It might be temp, but I don't see any reason at all why that processor would heat up to the point where it would stop compiling. It doesn't seem like it would be a very hot processor. And about the fan in acpi, why wouldn't you need it?

----------

## DirtyHairy

There aren't many things that put more strain on the system and especially CPU than compiling software. If the fan don't work, then the risk of overheating is very high, and this most certainly causes a system to freeze and can even do physical damage to the system. On many systems, there is internal circuitry (e.g. an embedded controller) which takes care of regulating fan speed and temperature, but afaik, on some system this has to be initialized or possibly even done by the OS. As I said, my girlfriends omnibook is such a case --- no fan module really means no fan activity there, which makes it possible to boil coffee on the CPU while compiling  :Wink: 

P.S.: The module is most certainly present on the live CD and gets loaded on boot, which would explain why everything went smoothly in this environment.

----------

## kraix

Apparently you missed what I was actually saying. Their processor doesn't seem fast enough in any sense to produce that much heat, at least enough to cause a system freeze at the minimum. And why wouldn't you include the fan module even if you didn't think you needed it? It won't  hurt the system even if you had it and didn't need it.

----------

## DirtyHairy

 *Quote:*   

> Their processor doesn't seem fast enough in any sense to produce that much heat

 

Well, no need to make a battle of viewpoints out of this, but: those things run at the order of 1.5GHz or more when on full speed, and I would suppose this to be enough to cause overheating under stress without active cooling. The only x86 processors I know of that can actually don't need active cooling under stress are early low-power pentium (or lower) variants.
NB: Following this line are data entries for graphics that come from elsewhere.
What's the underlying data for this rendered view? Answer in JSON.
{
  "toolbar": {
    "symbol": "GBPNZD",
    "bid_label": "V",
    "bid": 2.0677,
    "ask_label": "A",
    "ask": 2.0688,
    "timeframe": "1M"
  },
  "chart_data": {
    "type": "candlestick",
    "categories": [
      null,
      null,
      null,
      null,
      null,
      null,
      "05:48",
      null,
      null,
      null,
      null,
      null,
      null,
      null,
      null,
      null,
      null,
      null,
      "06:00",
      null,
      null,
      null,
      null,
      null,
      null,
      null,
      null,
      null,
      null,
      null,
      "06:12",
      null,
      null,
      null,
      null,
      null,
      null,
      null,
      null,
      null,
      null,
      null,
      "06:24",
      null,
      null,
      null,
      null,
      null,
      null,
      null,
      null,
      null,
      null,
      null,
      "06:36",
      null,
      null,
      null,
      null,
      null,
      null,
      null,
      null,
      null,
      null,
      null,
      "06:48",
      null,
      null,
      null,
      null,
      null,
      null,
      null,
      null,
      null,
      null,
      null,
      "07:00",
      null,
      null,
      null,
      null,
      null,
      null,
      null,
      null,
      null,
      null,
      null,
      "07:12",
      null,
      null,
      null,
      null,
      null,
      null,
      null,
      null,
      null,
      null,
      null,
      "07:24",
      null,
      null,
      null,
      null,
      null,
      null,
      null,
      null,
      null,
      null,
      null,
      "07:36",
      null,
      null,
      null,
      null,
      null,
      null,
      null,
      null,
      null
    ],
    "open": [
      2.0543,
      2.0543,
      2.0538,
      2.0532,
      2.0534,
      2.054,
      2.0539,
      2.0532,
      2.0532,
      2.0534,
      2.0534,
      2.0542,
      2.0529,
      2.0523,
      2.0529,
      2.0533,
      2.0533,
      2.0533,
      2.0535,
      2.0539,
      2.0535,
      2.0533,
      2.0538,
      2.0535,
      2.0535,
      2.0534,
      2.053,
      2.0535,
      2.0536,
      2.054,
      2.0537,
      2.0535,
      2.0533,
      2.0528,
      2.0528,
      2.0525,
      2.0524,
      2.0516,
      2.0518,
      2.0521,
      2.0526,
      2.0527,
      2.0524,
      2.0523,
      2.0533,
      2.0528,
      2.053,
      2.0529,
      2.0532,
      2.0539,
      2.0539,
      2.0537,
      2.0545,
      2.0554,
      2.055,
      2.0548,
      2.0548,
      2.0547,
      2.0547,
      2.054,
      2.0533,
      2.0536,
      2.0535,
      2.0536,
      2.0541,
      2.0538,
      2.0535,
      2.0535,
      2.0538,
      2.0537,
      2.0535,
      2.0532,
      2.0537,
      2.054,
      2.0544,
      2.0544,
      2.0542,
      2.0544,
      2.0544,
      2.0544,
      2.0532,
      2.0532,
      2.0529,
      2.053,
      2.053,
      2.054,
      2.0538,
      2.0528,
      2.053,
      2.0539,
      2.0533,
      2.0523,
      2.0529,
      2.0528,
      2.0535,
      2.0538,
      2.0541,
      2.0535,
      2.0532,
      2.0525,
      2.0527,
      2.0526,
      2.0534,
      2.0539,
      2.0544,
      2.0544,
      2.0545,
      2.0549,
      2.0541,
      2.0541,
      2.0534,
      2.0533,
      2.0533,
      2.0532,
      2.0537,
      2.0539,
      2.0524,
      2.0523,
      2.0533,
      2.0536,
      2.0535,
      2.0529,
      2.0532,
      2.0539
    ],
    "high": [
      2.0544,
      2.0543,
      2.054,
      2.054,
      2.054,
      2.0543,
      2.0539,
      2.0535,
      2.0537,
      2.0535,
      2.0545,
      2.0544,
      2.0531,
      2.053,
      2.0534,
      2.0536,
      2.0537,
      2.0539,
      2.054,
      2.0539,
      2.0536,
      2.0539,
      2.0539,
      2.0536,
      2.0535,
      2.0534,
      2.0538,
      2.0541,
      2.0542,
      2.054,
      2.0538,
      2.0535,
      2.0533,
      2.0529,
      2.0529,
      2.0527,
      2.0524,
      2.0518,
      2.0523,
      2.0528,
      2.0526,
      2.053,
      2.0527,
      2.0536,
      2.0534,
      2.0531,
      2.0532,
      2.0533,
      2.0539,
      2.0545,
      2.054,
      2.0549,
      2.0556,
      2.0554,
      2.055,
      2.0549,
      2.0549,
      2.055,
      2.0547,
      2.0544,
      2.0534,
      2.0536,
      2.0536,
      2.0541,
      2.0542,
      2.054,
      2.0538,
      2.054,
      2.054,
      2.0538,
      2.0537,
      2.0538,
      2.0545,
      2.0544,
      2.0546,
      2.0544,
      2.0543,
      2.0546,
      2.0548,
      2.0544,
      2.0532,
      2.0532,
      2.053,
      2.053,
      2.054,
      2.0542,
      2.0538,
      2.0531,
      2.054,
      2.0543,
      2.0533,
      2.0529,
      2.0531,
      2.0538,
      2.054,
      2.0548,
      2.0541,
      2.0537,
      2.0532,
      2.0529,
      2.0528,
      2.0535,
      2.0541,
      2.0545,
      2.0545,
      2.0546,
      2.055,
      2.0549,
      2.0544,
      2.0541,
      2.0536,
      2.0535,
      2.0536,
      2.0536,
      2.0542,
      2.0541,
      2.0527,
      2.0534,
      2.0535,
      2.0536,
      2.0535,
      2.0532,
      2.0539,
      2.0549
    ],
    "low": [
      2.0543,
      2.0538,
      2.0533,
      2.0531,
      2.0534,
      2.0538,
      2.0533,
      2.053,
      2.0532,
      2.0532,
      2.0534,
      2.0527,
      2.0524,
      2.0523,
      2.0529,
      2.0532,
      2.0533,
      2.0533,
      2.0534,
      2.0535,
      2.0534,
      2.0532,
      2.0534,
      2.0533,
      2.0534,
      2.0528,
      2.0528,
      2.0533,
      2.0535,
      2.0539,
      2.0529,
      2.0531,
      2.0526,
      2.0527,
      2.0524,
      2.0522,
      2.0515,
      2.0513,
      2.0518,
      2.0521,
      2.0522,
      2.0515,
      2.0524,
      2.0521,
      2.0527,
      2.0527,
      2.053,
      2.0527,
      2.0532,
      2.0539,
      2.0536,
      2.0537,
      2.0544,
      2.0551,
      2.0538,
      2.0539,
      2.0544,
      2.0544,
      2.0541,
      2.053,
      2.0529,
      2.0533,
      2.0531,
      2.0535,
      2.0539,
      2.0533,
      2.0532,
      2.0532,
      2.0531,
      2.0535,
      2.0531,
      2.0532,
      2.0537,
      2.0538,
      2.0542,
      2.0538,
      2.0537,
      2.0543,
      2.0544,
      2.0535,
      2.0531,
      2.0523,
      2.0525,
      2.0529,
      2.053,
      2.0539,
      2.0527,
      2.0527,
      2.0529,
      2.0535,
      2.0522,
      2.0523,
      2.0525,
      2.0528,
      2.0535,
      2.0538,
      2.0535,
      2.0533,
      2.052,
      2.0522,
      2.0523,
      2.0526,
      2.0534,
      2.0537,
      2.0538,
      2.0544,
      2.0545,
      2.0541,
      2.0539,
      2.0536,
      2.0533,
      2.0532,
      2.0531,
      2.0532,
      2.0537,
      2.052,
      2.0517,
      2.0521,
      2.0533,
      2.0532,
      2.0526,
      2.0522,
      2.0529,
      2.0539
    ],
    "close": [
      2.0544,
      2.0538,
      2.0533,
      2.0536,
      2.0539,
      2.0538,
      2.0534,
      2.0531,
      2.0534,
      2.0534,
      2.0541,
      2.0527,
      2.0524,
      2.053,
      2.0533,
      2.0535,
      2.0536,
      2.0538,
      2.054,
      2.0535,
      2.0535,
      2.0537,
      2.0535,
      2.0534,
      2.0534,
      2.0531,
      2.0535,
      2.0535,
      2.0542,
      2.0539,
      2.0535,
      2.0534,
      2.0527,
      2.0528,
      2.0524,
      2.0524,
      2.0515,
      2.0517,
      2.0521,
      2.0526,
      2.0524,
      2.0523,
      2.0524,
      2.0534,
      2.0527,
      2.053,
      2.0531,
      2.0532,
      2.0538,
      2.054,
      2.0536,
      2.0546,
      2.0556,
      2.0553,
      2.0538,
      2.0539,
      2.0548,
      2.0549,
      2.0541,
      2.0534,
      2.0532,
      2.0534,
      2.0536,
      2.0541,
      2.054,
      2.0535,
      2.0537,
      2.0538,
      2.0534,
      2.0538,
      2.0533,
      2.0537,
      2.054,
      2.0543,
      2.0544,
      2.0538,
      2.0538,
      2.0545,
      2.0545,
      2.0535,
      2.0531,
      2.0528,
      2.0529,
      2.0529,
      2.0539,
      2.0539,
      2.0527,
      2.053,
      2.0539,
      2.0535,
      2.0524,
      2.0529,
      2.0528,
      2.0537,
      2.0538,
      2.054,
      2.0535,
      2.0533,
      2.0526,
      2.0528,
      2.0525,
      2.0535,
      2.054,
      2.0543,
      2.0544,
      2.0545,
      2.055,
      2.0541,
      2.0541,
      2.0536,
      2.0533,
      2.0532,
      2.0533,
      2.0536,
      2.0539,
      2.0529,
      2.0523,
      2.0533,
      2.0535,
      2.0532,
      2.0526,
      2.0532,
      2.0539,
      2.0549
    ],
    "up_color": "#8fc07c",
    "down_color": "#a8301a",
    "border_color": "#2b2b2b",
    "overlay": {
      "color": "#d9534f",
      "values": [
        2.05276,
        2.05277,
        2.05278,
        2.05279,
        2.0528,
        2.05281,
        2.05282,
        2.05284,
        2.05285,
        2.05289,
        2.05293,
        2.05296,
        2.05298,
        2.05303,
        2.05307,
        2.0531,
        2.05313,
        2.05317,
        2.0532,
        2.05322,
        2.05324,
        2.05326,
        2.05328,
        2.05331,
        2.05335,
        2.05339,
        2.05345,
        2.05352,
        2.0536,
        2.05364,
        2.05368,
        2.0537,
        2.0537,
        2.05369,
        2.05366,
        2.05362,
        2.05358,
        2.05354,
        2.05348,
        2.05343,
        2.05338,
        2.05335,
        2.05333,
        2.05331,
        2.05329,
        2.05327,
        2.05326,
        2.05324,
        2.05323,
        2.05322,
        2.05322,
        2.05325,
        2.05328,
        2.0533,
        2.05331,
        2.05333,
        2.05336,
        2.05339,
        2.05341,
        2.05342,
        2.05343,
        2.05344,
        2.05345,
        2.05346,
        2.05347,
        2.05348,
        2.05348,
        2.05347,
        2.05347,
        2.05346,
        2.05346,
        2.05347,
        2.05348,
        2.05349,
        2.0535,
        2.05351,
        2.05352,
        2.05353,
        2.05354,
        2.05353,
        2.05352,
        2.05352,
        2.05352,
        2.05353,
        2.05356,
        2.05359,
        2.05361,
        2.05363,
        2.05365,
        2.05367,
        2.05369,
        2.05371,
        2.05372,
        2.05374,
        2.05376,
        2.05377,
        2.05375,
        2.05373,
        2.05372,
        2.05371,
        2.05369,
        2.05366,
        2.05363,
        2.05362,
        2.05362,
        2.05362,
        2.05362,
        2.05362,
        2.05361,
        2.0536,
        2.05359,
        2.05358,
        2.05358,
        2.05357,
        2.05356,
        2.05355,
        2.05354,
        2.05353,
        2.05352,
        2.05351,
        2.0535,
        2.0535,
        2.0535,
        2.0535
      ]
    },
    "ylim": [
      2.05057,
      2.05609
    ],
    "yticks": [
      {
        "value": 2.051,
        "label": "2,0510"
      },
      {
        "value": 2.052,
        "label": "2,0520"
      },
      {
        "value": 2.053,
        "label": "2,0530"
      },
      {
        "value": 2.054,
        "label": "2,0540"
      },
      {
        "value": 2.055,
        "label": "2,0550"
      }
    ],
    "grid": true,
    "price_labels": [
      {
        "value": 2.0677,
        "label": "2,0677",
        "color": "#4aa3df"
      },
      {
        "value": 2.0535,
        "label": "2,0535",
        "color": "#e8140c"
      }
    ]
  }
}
And as to why not include a kernel module: first of all, accident (most of the ACPI stuff is disabled by default, don't know if this applies to the fan module). I still have to meet someone who never had to recompile a kernel because he forgot to activate something. Also, it pays off to develop the habit of not including too much dead weight in the kernel, you won't need most of the stuff you can choose; in the best case, it increases kernel size, in the worst case, it causes conflicts or even instability...

----------

## kraix

Well, have you tried downgrading your kernel? I tried downgrading to a 2.6.18 kernel and my system is working great now. Unless there is some reason that you need to use a 2.6.19 or 2.6.20 kernel?

And about the overheating, you obviously haven't ever used a pentium pro. After about an hour of light use I almost burned my hand on one, with what I thought was reasonable cooling. And since the earliar kernel works, at least on my system, it probable isn't that it is overheating. And it is called modules, not compiling everything in.

----------

## eccerr0r

At one point I had an Omnibook 6000 (P3-800).  It was working perfectly fine (both Windows and Linux) for months until its fan got clogged up with dust.  The machine would not remain stable anymore under either OS when I noticed the fan had seized.

After a few minutes of CPU activity the machine would always lock up.  After getting the chassis swapped, I once again got stability (it was under 'extended' warranty so I got a free swapout.)

btw- it depends on the cpu what code will make it 'hottest'... compiling code may do it for some cpu models (though unlikely), running distributed.net or folding@home usually are worse.

----------

## magemaster

Thank you very much for all assistance.

Firstly, yes the fan on acpi is enabled, but /proc/acpi/fan is empty

No, I didn't try a older kernel...

The fan IS working, constantly in slow speed.

The notebook is damn hot. Even on windows.

Research on google and find out that this is a problem with the HP DV6000 notebooks....

----------